The halogen-free flame-retardant compounding system for glass-reinforced reinforced nylon according to claim 1, wherein the aluminum diethyl phosphite has an average particle diameter D50 of 20 to 50 μm. The halogen-free flame-retardant compounding system for glass-reinforced reinforced nylon according to claim 1, wherein the aluminum phosphite has an average particle diameter D50 of 20 to 50 μm. The halogen-free flame retardant compounding system for glass fiber reinforced nylon according to claim 1, wherein the melamine metal phosphite is selected from the group consisting of melamine aluminum phosphite and/or trimer. The calcium cyanide phosphite has an average particle diameter D50 of 20 to 50 μm. The halogen-free flame-retardant compounding system for glass-reinforced nylon according to claim 1, wherein the zinc stannate has an average particle diameter D50 of 20 < D50 < 50 μm.
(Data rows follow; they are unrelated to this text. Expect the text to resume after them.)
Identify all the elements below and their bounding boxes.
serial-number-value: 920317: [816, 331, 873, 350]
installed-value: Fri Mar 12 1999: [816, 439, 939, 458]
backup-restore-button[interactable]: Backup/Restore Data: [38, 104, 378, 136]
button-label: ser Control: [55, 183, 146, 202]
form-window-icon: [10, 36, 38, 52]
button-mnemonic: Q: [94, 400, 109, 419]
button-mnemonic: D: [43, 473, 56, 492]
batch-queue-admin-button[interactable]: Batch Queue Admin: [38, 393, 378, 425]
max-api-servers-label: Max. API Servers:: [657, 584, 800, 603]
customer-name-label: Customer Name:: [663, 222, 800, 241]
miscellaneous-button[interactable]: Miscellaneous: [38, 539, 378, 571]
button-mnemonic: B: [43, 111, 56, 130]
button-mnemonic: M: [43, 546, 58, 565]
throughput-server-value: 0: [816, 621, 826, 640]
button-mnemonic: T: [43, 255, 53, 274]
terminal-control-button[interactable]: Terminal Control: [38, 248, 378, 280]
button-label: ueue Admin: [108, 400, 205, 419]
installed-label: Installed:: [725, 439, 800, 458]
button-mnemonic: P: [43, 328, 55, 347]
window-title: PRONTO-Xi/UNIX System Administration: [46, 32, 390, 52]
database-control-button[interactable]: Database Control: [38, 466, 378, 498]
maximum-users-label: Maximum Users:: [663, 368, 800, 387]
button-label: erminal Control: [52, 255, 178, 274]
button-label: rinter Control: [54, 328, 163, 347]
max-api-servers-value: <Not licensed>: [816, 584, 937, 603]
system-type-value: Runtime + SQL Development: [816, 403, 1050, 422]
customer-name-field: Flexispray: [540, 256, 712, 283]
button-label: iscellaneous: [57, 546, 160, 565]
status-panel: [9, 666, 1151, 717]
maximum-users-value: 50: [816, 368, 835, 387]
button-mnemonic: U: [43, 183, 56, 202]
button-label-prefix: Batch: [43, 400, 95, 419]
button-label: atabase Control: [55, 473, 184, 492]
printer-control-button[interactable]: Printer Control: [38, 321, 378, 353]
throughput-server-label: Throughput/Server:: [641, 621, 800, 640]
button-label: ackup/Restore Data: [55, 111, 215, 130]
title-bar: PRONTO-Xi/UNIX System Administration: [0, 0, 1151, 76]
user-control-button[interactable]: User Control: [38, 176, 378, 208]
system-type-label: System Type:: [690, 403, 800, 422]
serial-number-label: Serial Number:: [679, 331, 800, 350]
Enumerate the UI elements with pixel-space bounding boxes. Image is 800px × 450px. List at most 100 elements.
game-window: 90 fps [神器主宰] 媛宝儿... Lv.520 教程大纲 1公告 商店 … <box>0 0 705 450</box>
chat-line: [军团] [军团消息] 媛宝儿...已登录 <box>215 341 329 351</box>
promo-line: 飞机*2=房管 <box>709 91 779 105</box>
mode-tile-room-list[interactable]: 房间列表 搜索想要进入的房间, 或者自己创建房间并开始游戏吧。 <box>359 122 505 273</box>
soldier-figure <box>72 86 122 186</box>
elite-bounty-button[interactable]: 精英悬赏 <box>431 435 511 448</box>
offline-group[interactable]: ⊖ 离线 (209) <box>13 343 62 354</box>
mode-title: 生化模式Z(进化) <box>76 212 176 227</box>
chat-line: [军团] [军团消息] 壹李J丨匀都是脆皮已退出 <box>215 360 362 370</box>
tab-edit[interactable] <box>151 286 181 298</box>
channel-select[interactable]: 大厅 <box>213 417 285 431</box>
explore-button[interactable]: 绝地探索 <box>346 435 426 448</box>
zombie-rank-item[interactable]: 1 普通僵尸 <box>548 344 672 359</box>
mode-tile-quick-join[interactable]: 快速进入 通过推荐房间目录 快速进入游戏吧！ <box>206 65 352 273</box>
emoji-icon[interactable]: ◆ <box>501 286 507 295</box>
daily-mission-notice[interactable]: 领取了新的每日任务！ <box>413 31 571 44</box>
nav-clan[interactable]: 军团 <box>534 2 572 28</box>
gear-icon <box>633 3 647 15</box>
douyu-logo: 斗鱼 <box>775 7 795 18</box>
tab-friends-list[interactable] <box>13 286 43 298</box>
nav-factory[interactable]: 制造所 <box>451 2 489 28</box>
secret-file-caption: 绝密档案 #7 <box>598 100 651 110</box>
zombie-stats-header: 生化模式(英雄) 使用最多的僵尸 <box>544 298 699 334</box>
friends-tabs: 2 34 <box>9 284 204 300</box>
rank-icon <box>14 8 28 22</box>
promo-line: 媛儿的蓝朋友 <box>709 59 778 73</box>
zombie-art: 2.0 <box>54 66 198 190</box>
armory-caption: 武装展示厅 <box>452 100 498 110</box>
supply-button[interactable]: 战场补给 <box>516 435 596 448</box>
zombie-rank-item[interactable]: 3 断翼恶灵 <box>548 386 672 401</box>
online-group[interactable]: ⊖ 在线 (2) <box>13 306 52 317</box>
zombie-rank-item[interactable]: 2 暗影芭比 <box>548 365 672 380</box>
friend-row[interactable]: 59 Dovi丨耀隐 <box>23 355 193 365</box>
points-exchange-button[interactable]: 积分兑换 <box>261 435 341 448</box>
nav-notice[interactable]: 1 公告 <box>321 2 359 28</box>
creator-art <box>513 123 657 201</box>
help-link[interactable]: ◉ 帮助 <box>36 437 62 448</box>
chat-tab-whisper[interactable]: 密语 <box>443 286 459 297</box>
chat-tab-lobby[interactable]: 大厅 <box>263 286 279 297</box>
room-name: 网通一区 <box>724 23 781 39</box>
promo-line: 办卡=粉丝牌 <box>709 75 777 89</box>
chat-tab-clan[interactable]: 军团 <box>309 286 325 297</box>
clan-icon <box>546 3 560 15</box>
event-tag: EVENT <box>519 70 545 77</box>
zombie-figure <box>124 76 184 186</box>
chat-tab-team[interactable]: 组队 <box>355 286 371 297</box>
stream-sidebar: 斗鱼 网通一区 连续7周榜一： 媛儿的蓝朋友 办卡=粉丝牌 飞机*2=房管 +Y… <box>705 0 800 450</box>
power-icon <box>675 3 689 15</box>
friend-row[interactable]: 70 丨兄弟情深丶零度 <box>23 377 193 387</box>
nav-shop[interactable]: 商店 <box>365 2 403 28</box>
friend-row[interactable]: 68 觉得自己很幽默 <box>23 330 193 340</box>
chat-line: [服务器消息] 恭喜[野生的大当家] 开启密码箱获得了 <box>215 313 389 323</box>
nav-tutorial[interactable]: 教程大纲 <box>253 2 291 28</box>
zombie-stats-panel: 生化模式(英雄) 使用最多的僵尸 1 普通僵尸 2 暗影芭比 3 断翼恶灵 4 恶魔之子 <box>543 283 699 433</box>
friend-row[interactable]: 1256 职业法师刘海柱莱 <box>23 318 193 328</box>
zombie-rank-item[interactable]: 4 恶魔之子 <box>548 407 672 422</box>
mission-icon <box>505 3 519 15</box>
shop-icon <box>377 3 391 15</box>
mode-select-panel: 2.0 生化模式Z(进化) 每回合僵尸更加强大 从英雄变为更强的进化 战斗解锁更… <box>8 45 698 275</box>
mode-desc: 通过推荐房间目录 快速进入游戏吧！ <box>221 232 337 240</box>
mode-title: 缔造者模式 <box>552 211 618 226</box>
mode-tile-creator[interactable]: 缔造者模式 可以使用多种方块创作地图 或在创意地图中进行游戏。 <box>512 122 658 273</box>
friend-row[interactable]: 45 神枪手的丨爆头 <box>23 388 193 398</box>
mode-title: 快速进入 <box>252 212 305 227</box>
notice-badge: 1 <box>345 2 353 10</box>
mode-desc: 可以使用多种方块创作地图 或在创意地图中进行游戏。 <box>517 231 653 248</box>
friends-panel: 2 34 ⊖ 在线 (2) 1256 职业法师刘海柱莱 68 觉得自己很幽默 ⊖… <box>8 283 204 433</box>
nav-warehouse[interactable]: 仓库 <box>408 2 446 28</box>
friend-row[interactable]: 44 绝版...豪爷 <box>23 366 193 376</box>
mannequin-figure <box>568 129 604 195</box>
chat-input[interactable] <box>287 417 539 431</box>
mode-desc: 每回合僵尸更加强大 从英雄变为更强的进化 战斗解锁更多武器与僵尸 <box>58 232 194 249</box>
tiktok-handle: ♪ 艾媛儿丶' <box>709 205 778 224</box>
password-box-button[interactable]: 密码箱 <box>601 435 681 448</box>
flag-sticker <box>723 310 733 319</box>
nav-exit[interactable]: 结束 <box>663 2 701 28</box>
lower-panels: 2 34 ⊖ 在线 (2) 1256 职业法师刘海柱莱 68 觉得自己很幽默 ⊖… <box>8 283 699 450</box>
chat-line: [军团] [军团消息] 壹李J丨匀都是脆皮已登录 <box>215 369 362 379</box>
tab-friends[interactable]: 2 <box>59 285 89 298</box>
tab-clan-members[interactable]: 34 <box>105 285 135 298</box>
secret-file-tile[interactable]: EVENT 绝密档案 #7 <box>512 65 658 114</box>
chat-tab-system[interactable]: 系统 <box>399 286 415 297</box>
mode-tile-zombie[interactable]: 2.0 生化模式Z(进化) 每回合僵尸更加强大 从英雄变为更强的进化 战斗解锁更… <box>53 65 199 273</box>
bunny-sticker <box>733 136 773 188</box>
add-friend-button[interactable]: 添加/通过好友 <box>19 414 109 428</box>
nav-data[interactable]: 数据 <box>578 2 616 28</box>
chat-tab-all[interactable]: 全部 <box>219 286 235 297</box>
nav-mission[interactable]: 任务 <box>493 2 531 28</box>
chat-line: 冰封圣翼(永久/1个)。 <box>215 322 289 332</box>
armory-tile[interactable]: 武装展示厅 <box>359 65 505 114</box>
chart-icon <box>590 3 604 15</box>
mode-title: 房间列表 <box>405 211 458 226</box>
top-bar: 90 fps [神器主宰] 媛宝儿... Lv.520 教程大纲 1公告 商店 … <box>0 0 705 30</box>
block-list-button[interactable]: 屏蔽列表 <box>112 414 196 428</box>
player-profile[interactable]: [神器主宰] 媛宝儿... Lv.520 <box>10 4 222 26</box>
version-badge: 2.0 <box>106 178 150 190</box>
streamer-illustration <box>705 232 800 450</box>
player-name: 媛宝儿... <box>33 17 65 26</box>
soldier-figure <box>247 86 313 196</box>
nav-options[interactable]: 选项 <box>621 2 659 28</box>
A halogen-free flame-retardant glass fiber reinforced nylon material characterized by using the halogen-free flame-retardant compounding system according to any one of claims 1 to 5. The halogen-free flame-retardant glass fiber reinforced nylon material according to claim 6, wherein the raw material composition comprises:

The halogen-free flame-retardant glass fiber reinforced nylon material according to claim 7, wherein the raw material composition of the halogen-free flame-retardant compounding system comprises:

The halogen-free flame-retardant glass fiber reinforced nylon material according to claim 6, wherein the nylon is at least one selected from the group consisting of nylon 6, nylon 66, nylon MXD6, and nylon 6T. The halogen-free flame-retardant glass fiber reinforced nylon material according to claim 6, wherein the auxiliary agent comprises a lubricant and an antioxidant.